We currently do not have any bridge loan lending coverage for Florida properties, the fourth state in which Accunet lends. Accunet will facilitate getting all of your income and credit documentation to the bridge loan lender with your permission, but we won’t be directly involved in lending the money like we are on the mortgage for your new home.
Key features of our most popular bridge loan lender’s product:
- Borrow up to 80% of the listing price or real estate agent’s opinion of value on your current primary residence (subject to bridge loan lender’s judgement as to if the value is reasonable). An appraisal is required for bridge loan amounts over $250,000.
- The bridge loan must pay off all existing mortgages on the property.
- Closing costs are usually between $800 and $1,200 depending on whether an appraisal is needed and the cost of title insurance for the loan size.
- There are NO monthly payments, but the interest is due and payable at the end of 6 months or when the existing home sells, whichever occurs first.
- If the existing home doesn’t sell in the first 6 months of the bridge loan, you may be able to renew the bridge loan for another 6 months for an additional fee.

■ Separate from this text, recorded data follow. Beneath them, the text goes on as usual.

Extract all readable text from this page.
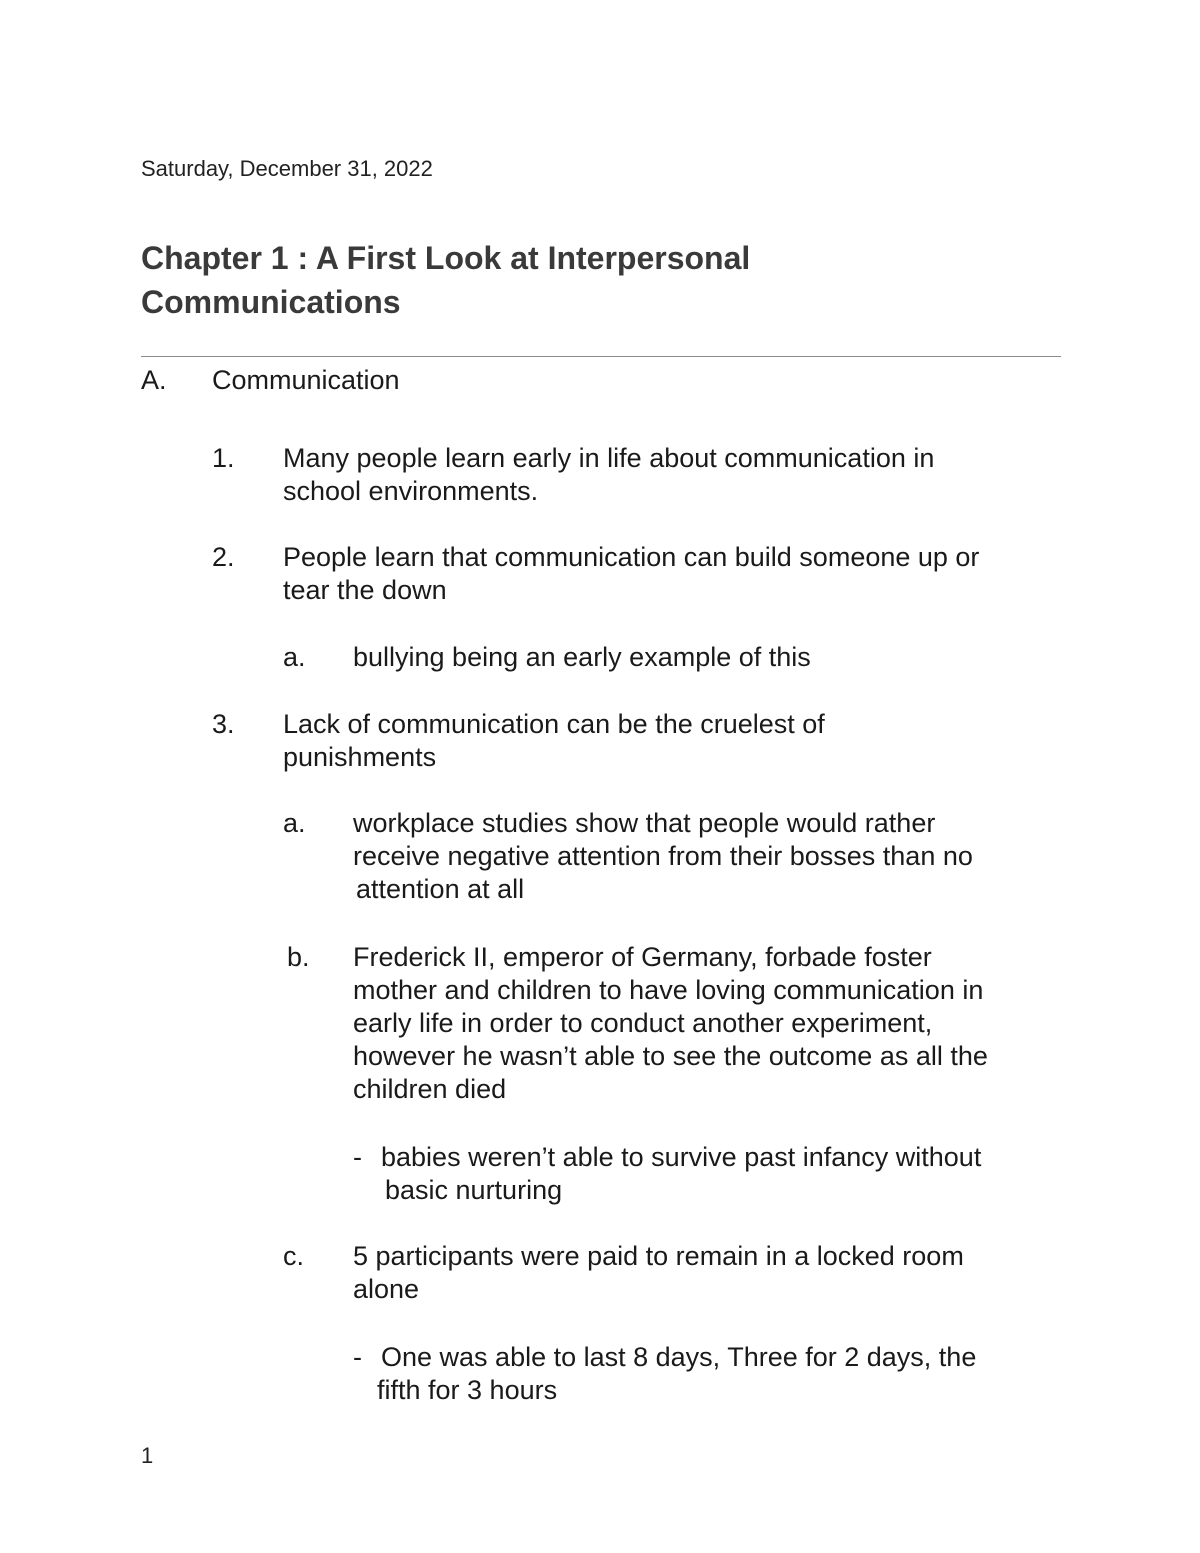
Saturday, December 31, 2022
Chapter 1 : A First Look at Interpersonal
Communications
A. Communication
1. Many people learn early in life about communication in
school environments.
2. People learn that communication can build someone up or
tear the down
a. bullying being an early example of this
3. Lack of communication can be the cruelest of
punishments
a. workplace studies show that people would rather
receive negative attention from their bosses than no
attention at all
b. Frederick II, emperor of Germany, forbade foster
mother and children to have loving communication in
early life in order to conduct another experiment,
however he wasn’t able to see the outcome as all the
children died
- babies weren’t able to survive past infancy without
basic nurturing
c. 5 participants were paid to remain in a locked room
alone
- One was able to last 8 days, Three for 2 days, the
fifth for 3 hours
1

- The monthly interest cost of the bridge loan, along with the monthly property tax and insurance expense on the existing home, is factored into your pre-approval to buy the new home – even though you’re not making actual monthly payments on the bridge loan.
- Money / proceeds from the bridge loan are not available until the third business day following the bridge loan closing, because the bridge loan is a refinance of your primary residence. Federal regulations require borrowers be given a 3-day right to rescind (cancel) the refinance of their primary residence.
Accunet’s bridge loan partners all have different requirements and terms for the bridge loans they offer. For example, another bridge loan lender requires a borrower to pay the interest due each month. All bridge loans take time to put together so it’s best to get pre-approved for the bridge loan as part of the overall pre-approval process.
Not every homeowner can qualify to carry two monthly mortgage payments (including taxes and insurance on both the new and existing home), and others simply don’t want to. In those cases, the only way to write an offer without a sale of home contingency is to sell the existing home first, and then rent or move in with relatives while searching for the next home.
The key is to know all your options. Crossing the bridge from your existing home to your new home can be a financial puzzle that seems hard to solve. But Accunet has the best puzzle solvers in the mortgage industry with a full set of tools in our mortgage tool box to solve the puzzle.